Готовится чудовищная акция! Ее жертва – шедевр гения русской музыки П.И.Чайковского. Не в первый раз поднимается рука на несравненное творение его – «Пиковую даму». Предлог – будто либретто не соответствует Пушкину. Эдакие самозванцы, душеприказчики Пушкина. Какая демагогия!

Подобную вивисекцию можно проделать, к примеру, и с гениальнейшим творением Верди «Отелло»… Прекрасный повод обвинить либреттиста Бойто в искажении Шекспира, пригласить какого-нибудь аван-гардиста-композиторишку, чтобы дописать и исправить Верди…

Придет ли кому-нибудь в голову (разве только сумасшедшему) под тем или иным предлогом переписать Рафаэля, Да Винчи, Рублева, улучшать пом-пейские фрески, приделать руки Венере Милосской, исправить Адмиралтейство или храм Василия Блаженного?

А ведь затея с оперой Чайковского – то же самое. Допустить это – значит дать индульгенцию за разрушение великого наследия русской культуры. Допустить это – значит благословить крестовый поход на то, что нам свято. Ведь следующей жертвой, очевидно, будет «Евгений Онегин» Чайковского, ибо там тоже «несоответствие» с Пушкиным. А дальше…

Утверждение, будто П.И.Чайковский был недоволен либретто своего брата Модеста, является чистейшей фальсификацией. Если бы его не удовлетворял текст, то вряд ли одним дыханием, за сорок дней с небывалым вдохновением, восторгом и слезами был бы написан этот шедевр оперного искусства.

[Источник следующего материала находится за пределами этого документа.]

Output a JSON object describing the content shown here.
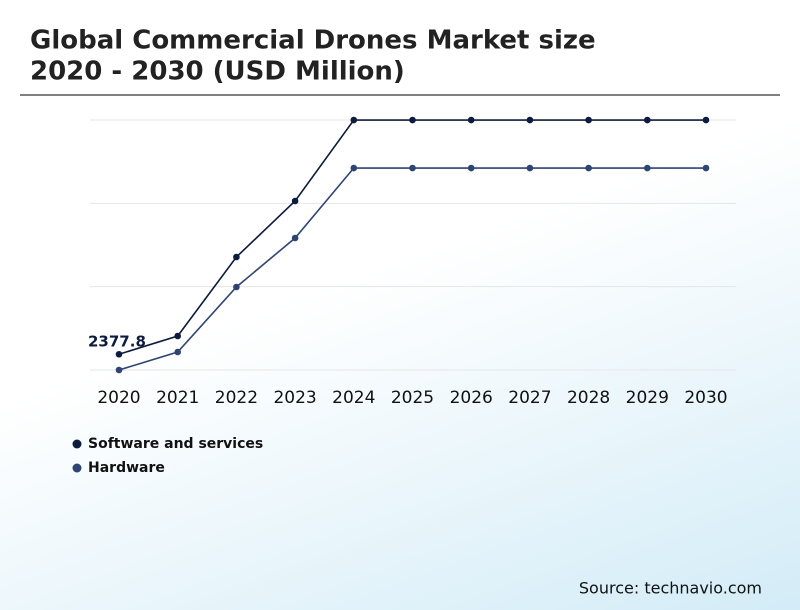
{
  "chart_data": {
    "type": "line",
    "title": "Global Commercial Drones Market size",
    "subtitle": "2020 - 2030 (USD Million)",
    "categories": [
      "2020",
      "2021",
      "2022",
      "2023",
      "2024",
      "2025",
      "2026",
      "2027",
      "2028",
      "2029",
      "2030"
    ],
    "series": [
      {
        "name": "Software and services",
        "color": "#0d1b3e",
        "values": [
          2377.8,
          2816,
          4712,
          6056,
          8000,
          8000,
          8000,
          8000,
          8000,
          8000,
          8000
        ]
      },
      {
        "name": "Hardware",
        "color": "#2e4473",
        "values": [
          2000,
          2432,
          3992,
          5168,
          6848,
          6848,
          6848,
          6848,
          6848,
          6848,
          6848
        ]
      }
    ],
    "ylim": [
      1850,
      8250
    ],
    "yticks": [
      2000,
      4000,
      6000,
      8000
    ],
    "grid": true,
    "source": "Source: technavio.com"
  }
}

Чайковский пережил, выстрадал каждый такт, каждую ноту этого потрясающего творения. Он рыдал и ликовал…

Он был уверен, что написал хорошую вещь. Так кто же дал право любителям зарубежных сенсаций под ложно сфабрикованным предлогом «осовременивания» классики истязать, уродовать эту гениальную музыку и тем самым четвертовать душу Чайковского, породившую ее?!

Мог ли думать Петр Ильич, когда теплыми флорентийскими ночами трепетал от нахлынувшего вдохновения, что его любимое детище, вершина оперного жанра, как мы справедливо считаем, будет превращено в американизированный мюзикл?

Мог ли он допустить, отдавший всю жизнь свою до последней капли любимой России, что падет жертвой «новаторов»?

Вся опера перекорежена…

В изумительной сарабанде теперь будет петь мужской хор на текст «тра-ля-ля-лям, нам, нам, нам, нам»!..

Характерно, что выброшено все, связанное с русским фольклором и поэзией народного быта, воспетым Пушкиным.

Хочется спросить у этих «новаторов»: вам не нравится работа братьев Чайковских? В чем же дело? Возьмите поэму Пушкина и напишите оперу по вашему представлению. Создавайте. Посмотрим, что из этого выйдет. Но не разрушайте созданное! Не паразитируйте на живом, совершенном организме.

Разве позволительно советским гражданам устраивать средневековое аутодафе над обожаемым советским народом, любителями музыки всей земли Чайковским, выступая в роли инквизиторов? Разве пристойно предавать нашу святыню ради мелких интересиков дешевой заграничной рекламы?..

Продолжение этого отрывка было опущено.